In fact, at the mention of his name, Foster's face lights up. 'He is the
focus of my life. Given the opportunity to deal with him less and
work more, are you kidding? There's no way. That's why I say I don't
have any ambition, but then I haven't had any ambition for a long
time.' She might, she says, even have another child. 'Just not now.'
So how much has Charlie changed her life? 'Somebody was talking about Johnny Depp and he was saying that having a child
has really changed his life. But it hasn't really changed mine
that much because I haven't really gone out to dinner for years.
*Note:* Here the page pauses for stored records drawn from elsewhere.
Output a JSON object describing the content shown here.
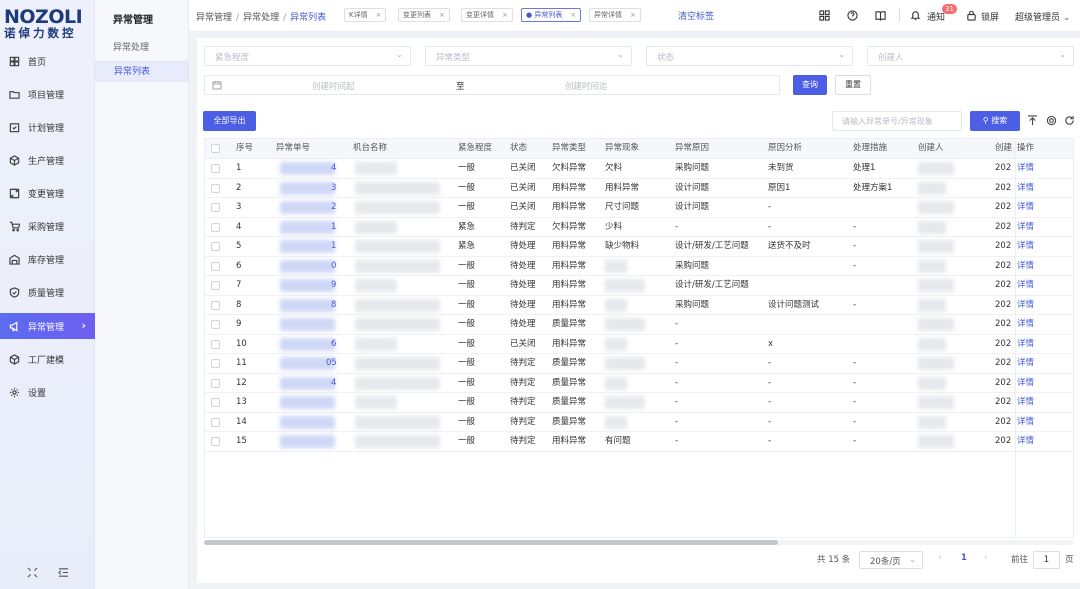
{
  "logo": {
    "en": "NOZOLI",
    "cn": "诺倬力数控"
  },
  "nav": {
    "items": [
      {
        "label": "首页",
        "icon": "home-icon"
      },
      {
        "label": "项目管理",
        "icon": "folder-icon"
      },
      {
        "label": "计划管理",
        "icon": "calendar-check-icon"
      },
      {
        "label": "生产管理",
        "icon": "cube-icon"
      },
      {
        "label": "变更管理",
        "icon": "swap-icon"
      },
      {
        "label": "采购管理",
        "icon": "cart-icon"
      },
      {
        "label": "库存管理",
        "icon": "warehouse-icon"
      },
      {
        "label": "质量管理",
        "icon": "shield-icon"
      },
      {
        "label": "异常管理",
        "icon": "megaphone-icon",
        "active": true
      },
      {
        "label": "工厂建模",
        "icon": "box-3d-icon"
      },
      {
        "label": "设置",
        "icon": "gear-icon"
      }
    ]
  },
  "subnav": {
    "title": "异常管理",
    "items": [
      "异常处理",
      "异常列表"
    ]
  },
  "header": {
    "breadcrumb": [
      "异常管理",
      "异常处理",
      "异常列表"
    ],
    "tags": [
      {
        "label": "K详情"
      },
      {
        "label": "变更列表"
      },
      {
        "label": "变更详情"
      },
      {
        "label": "● 异常列表",
        "active": true
      },
      {
        "label": "异常详情"
      }
    ],
    "clear_tags": "清空标签",
    "notify_label": "通知",
    "notify_count": "31",
    "lock_label": "锁屏",
    "user_label": "超级管理员"
  },
  "filters": {
    "urgency": "紧急程度",
    "type": "异常类型",
    "status": "状态",
    "creator": "创建人",
    "date_start": "创建时间起",
    "date_to": "至",
    "date_end": "创建时间迄",
    "query": "查询",
    "reset": "重置"
  },
  "toolbar": {
    "export_all": "全部导出",
    "search_placeholder": "请输入异常单号/异常现象",
    "search": "搜索"
  },
  "table": {
    "columns": [
      "序号",
      "异常单号",
      "机台名称",
      "紧急程度",
      "状态",
      "异常类型",
      "异常现象",
      "异常原因",
      "原因分析",
      "处理措施",
      "创建人",
      "创建",
      "操作"
    ],
    "rows": [
      {
        "no": "1",
        "id_tail": "4",
        "urgency": "一般",
        "status": "已关闭",
        "type": "欠料异常",
        "phen": "欠料",
        "cause": "采购问题",
        "analysis": "未到货",
        "measure": "处理1",
        "created": "202",
        "op": "详情"
      },
      {
        "no": "2",
        "id_tail": "3",
        "urgency": "一般",
        "status": "已关闭",
        "type": "用料异常",
        "phen": "用料异常",
        "cause": "设计问题",
        "analysis": "原因1",
        "measure": "处理方案1",
        "created": "202",
        "op": "详情"
      },
      {
        "no": "3",
        "id_tail": "2",
        "urgency": "一般",
        "status": "已关闭",
        "type": "用料异常",
        "phen": "尺寸问题",
        "cause": "设计问题",
        "analysis": "-",
        "measure": "",
        "created": "202",
        "op": "详情"
      },
      {
        "no": "4",
        "id_tail": "1",
        "urgency": "紧急",
        "status": "待判定",
        "type": "欠料异常",
        "phen": "少料",
        "cause": "-",
        "analysis": "-",
        "measure": "-",
        "created": "202",
        "op": "详情"
      },
      {
        "no": "5",
        "id_tail": "1",
        "urgency": "紧急",
        "status": "待处理",
        "type": "用料异常",
        "phen": "缺少物料",
        "cause": "设计/研发/工艺问题",
        "analysis": "送货不及时",
        "measure": "-",
        "created": "202",
        "op": "详情"
      },
      {
        "no": "6",
        "id_tail": "0",
        "urgency": "一般",
        "status": "待处理",
        "type": "用料异常",
        "phen": "",
        "cause": "采购问题",
        "analysis": "",
        "measure": "-",
        "created": "202",
        "op": "详情"
      },
      {
        "no": "7",
        "id_tail": "9",
        "urgency": "一般",
        "status": "待处理",
        "type": "用料异常",
        "phen": "",
        "cause": "设计/研发/工艺问题",
        "analysis": "",
        "measure": "",
        "created": "202",
        "op": "详情"
      },
      {
        "no": "8",
        "id_tail": "8",
        "urgency": "一般",
        "status": "待处理",
        "type": "用料异常",
        "phen": "",
        "cause": "采购问题",
        "analysis": "设计问题测试",
        "measure": "-",
        "created": "202",
        "op": "详情"
      },
      {
        "no": "9",
        "id_tail": "",
        "urgency": "一般",
        "status": "待处理",
        "type": "质量异常",
        "phen": "",
        "cause": "-",
        "analysis": "",
        "measure": "",
        "created": "202",
        "op": "详情"
      },
      {
        "no": "10",
        "id_tail": "6",
        "urgency": "一般",
        "status": "已关闭",
        "type": "用料异常",
        "phen": "",
        "cause": "-",
        "analysis": "x",
        "measure": "",
        "created": "202",
        "op": "详情"
      },
      {
        "no": "11",
        "id_tail": "05",
        "urgency": "一般",
        "status": "待判定",
        "type": "质量异常",
        "phen": "",
        "cause": "-",
        "analysis": "-",
        "measure": "-",
        "created": "202",
        "op": "详情"
      },
      {
        "no": "12",
        "id_tail": "4",
        "urgency": "一般",
        "status": "待判定",
        "type": "质量异常",
        "phen": "",
        "cause": "-",
        "analysis": "-",
        "measure": "-",
        "created": "202",
        "op": "详情"
      },
      {
        "no": "13",
        "id_tail": "",
        "urgency": "一般",
        "status": "待判定",
        "type": "质量异常",
        "phen": "",
        "cause": "-",
        "analysis": "-",
        "measure": "-",
        "created": "202",
        "op": "详情"
      },
      {
        "no": "14",
        "id_tail": "",
        "urgency": "一般",
        "status": "待判定",
        "type": "质量异常",
        "phen": "",
        "cause": "-",
        "analysis": "-",
        "measure": "-",
        "created": "202",
        "op": "详情"
      },
      {
        "no": "15",
        "id_tail": "",
        "urgency": "一般",
        "status": "待判定",
        "type": "用料异常",
        "phen": "有问题",
        "cause": "-",
        "analysis": "-",
        "measure": "-",
        "created": "202",
        "op": "详情"
      }
    ]
  },
  "pager": {
    "total": "共 15 条",
    "page_size": "20条/页",
    "current_page": "1",
    "goto_label": "前往",
    "goto_value": "1",
    "page_unit": "页",
    "prev": "‹",
    "next": "›"
  },
  "colors": {
    "accent": "#4b5ee4",
    "link": "#4459d6",
    "active_nav": "#5a6cf0",
    "badge": "#f56c6c"
  }
}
Now I never go out to dinner, I never see movies and I never travel. My
life is, like, plastic toys - and I mean everywhere. I'm so exhausted
by the end of the evening. People ask why I don't read scripts after
he has fallen asleep and I say, "Well, because I have to pick up
all his shit."' Needless to say, she doesn't have time for a huge
stable of new friends either. 'I've been famous my whole life, but I
probably have the same friends I've had since college. You choose
your friends because you feel safe with them. You choose them
because you trust them.' For the moment, however, it's about work
and Charlie. 'Yeah, he does look a little like me,' she says coyly. 'You
know, his eyes and his chin, his mouth, his hair. And like me, he
doesn't panic; he's really calm, and he's been like that from the
moment he was born. He's unlike me in that he's very cautious.
It's not that he's shy, but he needs to figure stuff out before he
decides what he's going to get involved with. ' She looks up and
grins: 'It's fun being consumed.'
Not surprisingly for the woman for whom the term 'multi-tasking'
was probably invented, Foster has absolutely no problem with
bringing up a son as a single parent. 'There are all sorts of ways
of raising children and none of them is perfect. And the normal
way is not necessarily always the healthy way and that's what it
should be about - the quality of parenting. It shouldn't be about
"how many parents". The ideal of the mother, the father and the
station wagon frankly doesn't really exist in America any more.' As
I walk through the lobby of the Four Seasons, her words rattle
around my head. What Jodie Foster, the star of Anna and the King, seems to be preaching is tolerance of other people's ways of life,
of other people's beliefs - which is just what her new film is about
and, at the end of the day, all she's ever really wanted for herself.